Il est probable qu'un nombre important d'infections par bunyavirus transmis par les arthropodes ne soit pas détecté en raison de l'absence d'essais diagnostiques disponibles au niveau commercial et du faible niveau de surveillance. À l'heure actuelle, le Laboratoire national de microbiologie est le seul laboratoire au Canada à effectuer le dépistage des virus du sérogroupe California.
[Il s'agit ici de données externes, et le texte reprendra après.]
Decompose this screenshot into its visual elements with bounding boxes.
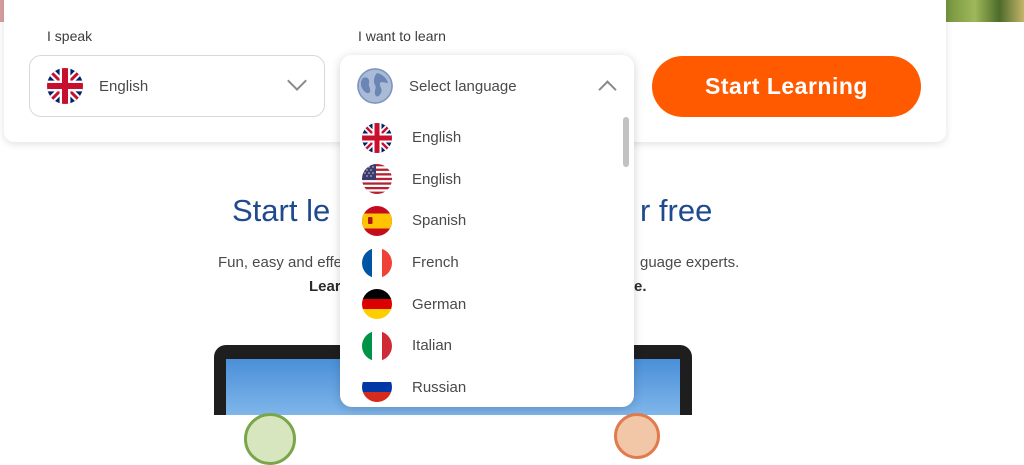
illustration-circle-left <box>244 413 296 465</box>
top-right-photo <box>942 0 1024 22</box>
language-options-list: English English Spanish French German It… <box>340 117 634 407</box>
speak-language-select[interactable]: English <box>29 55 325 117</box>
language-option-spanish[interactable]: Spanish <box>340 200 634 242</box>
spain-flag-icon <box>362 205 392 236</box>
language-option-label: Italian <box>412 337 453 355</box>
language-option-label: English <box>412 129 462 147</box>
language-option-german[interactable]: German <box>340 283 634 325</box>
language-option-label: Russian <box>412 378 467 396</box>
language-option-label: English <box>412 170 462 188</box>
language-option-english-us[interactable]: English <box>340 159 634 201</box>
hero-subtitle-right: guage experts. <box>640 254 740 271</box>
hero-bold-left: Lear <box>309 278 341 295</box>
i-want-to-learn-label: I want to learn <box>358 28 446 44</box>
learn-language-select[interactable]: Select language <box>340 55 634 117</box>
uk-flag-icon <box>362 122 392 153</box>
hero-bold-right: e. <box>634 278 647 295</box>
italy-flag-icon <box>362 330 392 361</box>
learn-language-placeholder: Select language <box>409 77 517 95</box>
germany-flag-icon <box>362 289 392 320</box>
dropdown-scrollbar[interactable] <box>623 117 629 167</box>
hero-title-left: Start le <box>232 193 331 228</box>
us-flag-icon <box>362 164 392 195</box>
chevron-down-icon <box>287 71 307 91</box>
globe-icon <box>357 68 393 104</box>
chevron-up-icon <box>598 80 617 99</box>
language-option-label: German <box>412 295 467 313</box>
language-option-french[interactable]: French <box>340 242 634 284</box>
illustration-circle-right <box>614 413 660 459</box>
hero-title-right: r free <box>640 193 713 228</box>
learn-language-dropdown[interactable]: Select language English English Spanish … <box>340 55 634 407</box>
start-learning-button[interactable]: Start Learning <box>652 56 921 117</box>
uk-flag-icon <box>47 68 83 104</box>
language-option-label: Spanish <box>412 212 467 230</box>
language-option-russian[interactable]: Russian <box>340 367 634 407</box>
speak-language-value: English <box>99 77 149 95</box>
france-flag-icon <box>362 247 392 278</box>
language-option-italian[interactable]: Italian <box>340 325 634 367</box>
hero-subtitle-left: Fun, easy and effe <box>218 254 342 271</box>
language-option-english-uk[interactable]: English <box>340 117 634 159</box>
language-option-label: French <box>412 254 459 272</box>
i-speak-label: I speak <box>47 28 93 44</box>
russia-flag-icon <box>362 372 392 403</box>
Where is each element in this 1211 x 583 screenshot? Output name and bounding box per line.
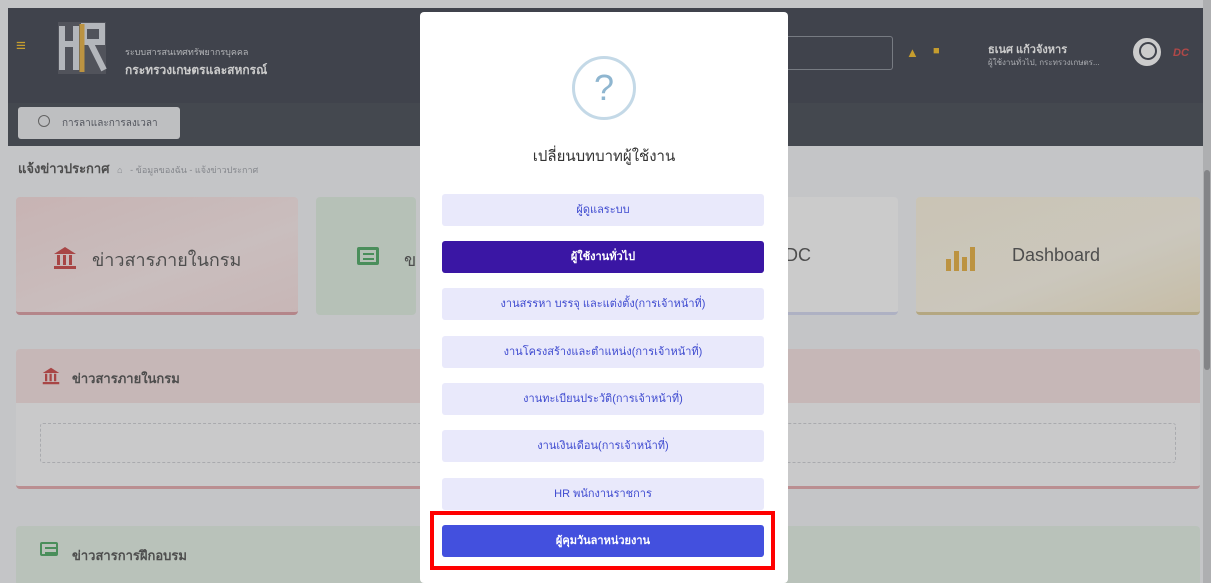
role-button-admin[interactable]: ผู้ดูแลระบบ <box>442 194 764 226</box>
role-button-general-user[interactable]: ผู้ใช้งานทั่วไป <box>442 241 764 273</box>
role-button-structure[interactable]: งานโครงสร้างและตำแหน่ง(การเจ้าหน้าที่) <box>442 336 764 368</box>
dialog-title: เปลี่ยนบทบาทผู้ใช้งาน <box>532 148 676 165</box>
highlight-box <box>430 511 775 570</box>
question-icon: ? <box>572 56 636 120</box>
role-button-hr-staff[interactable]: HR พนักงานราชการ <box>442 478 764 510</box>
role-button-salary[interactable]: งานเงินเดือน(การเจ้าหน้าที่) <box>442 430 764 462</box>
role-button-recruitment[interactable]: งานสรรหา บรรจุ และแต่งตั้ง(การเจ้าหน้าที… <box>442 288 764 320</box>
role-button-records[interactable]: งานทะเบียนประวัติ(การเจ้าหน้าที่) <box>442 383 764 415</box>
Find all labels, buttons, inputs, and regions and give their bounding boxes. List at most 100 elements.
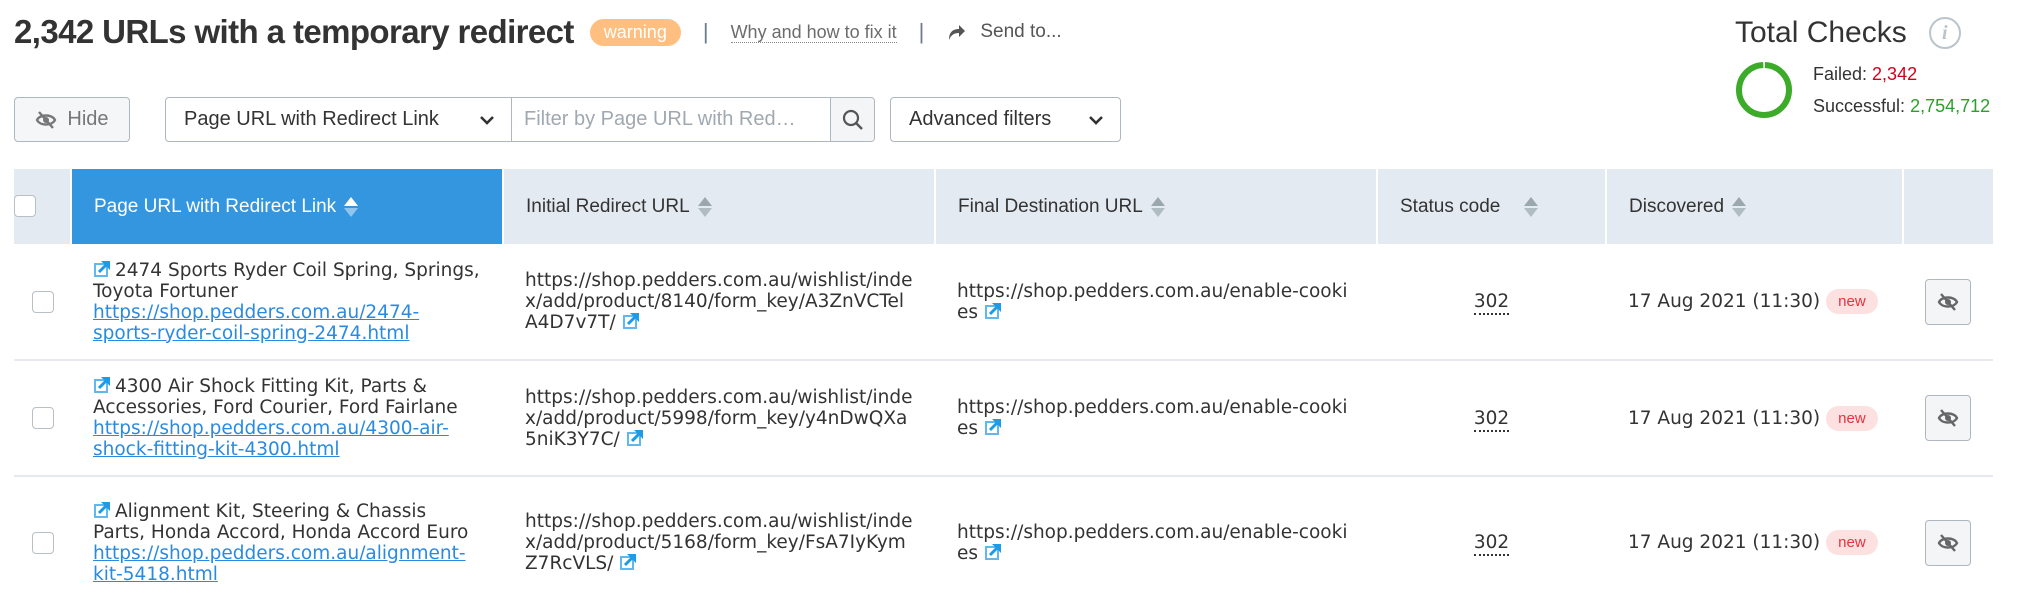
discovered-date: 17 Aug 2021 (11:30) bbox=[1628, 407, 1821, 429]
row-checkbox[interactable] bbox=[31, 407, 54, 429]
divider: | bbox=[702, 19, 709, 44]
sort-icon[interactable] bbox=[1150, 195, 1165, 219]
page-title-text: 2474 Sports Ryder Coil Spring, Springs, … bbox=[93, 259, 480, 302]
discovered-cell: 17 Aug 2021 (11:30) new bbox=[1606, 244, 1903, 361]
sort-icon[interactable] bbox=[697, 195, 712, 219]
initial-redirect-cell: https://shop.pedders.com.au/wishlist/ind… bbox=[503, 244, 935, 361]
column-header-discovered[interactable]: Discovered bbox=[1606, 169, 1904, 244]
status-code-cell: 302 bbox=[1377, 360, 1606, 477]
failed-line: Failed: 2,342 bbox=[1813, 58, 1990, 90]
search-icon bbox=[842, 109, 863, 130]
send-to-label: Send to... bbox=[980, 21, 1062, 42]
column-label: Final Destination URL bbox=[958, 195, 1143, 217]
filter-input[interactable] bbox=[512, 98, 830, 141]
discovered-cell: 17 Aug 2021 (11:30) new bbox=[1606, 476, 1903, 607]
filter-group: Page URL with Redirect Link bbox=[165, 97, 875, 142]
new-badge: new bbox=[1826, 405, 1878, 431]
external-link-icon[interactable] bbox=[984, 543, 1002, 561]
discovered-date: 17 Aug 2021 (11:30) bbox=[1628, 532, 1821, 553]
new-badge: new bbox=[1826, 530, 1878, 555]
page-url-link[interactable]: https://shop.pedders.com.au/2474-sports-… bbox=[93, 302, 419, 344]
row-select-cell bbox=[14, 360, 71, 477]
row-checkbox[interactable] bbox=[31, 290, 54, 313]
page-url-cell: 4300 Air Shock Fitting Kit, Parts & Acce… bbox=[71, 360, 503, 477]
table-row: 4300 Air Shock Fitting Kit, Parts & Acce… bbox=[14, 360, 1993, 477]
discovered-date: 17 Aug 2021 (11:30) bbox=[1628, 291, 1821, 312]
external-link-icon[interactable] bbox=[619, 553, 637, 571]
send-to-button[interactable]: Send to... bbox=[946, 21, 1062, 43]
chevron-down-icon bbox=[480, 115, 494, 125]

Il existe un seul test sérologique commercial pour les virus du sérogroupe California, et il est principalement utilisé en tant que test d'immunofluorescence des anticorps contre le virus de La CrosseNote de bas de page 20. Bien qu'une réactivité sérologique croisée entre le virus snowshoe hare, le virus de Jamestown Canyon et le virus de La Crosse peut se produire, des études récentes ont révélé que les plateformes de diagnostic propres au virus de La Crosse ne parviennent pas toujours à détecter les anticorps contre d'autres virus du sérogroupe California et il se peut que certains cas ne soient pas repérésNote de bas de page 20. La mise au point et la mise en œuvre de trousses commerciales et « internes » pour un éventail plus important d'orthobunyaviruses pourraient aider à détecter un nombre supérieur de cas associés à ces virus. Des diagnostics améliorés et réalisés en temps opportun aideraient les cliniciens à prendre des décisions en matière de soins et de prise en charge des patients.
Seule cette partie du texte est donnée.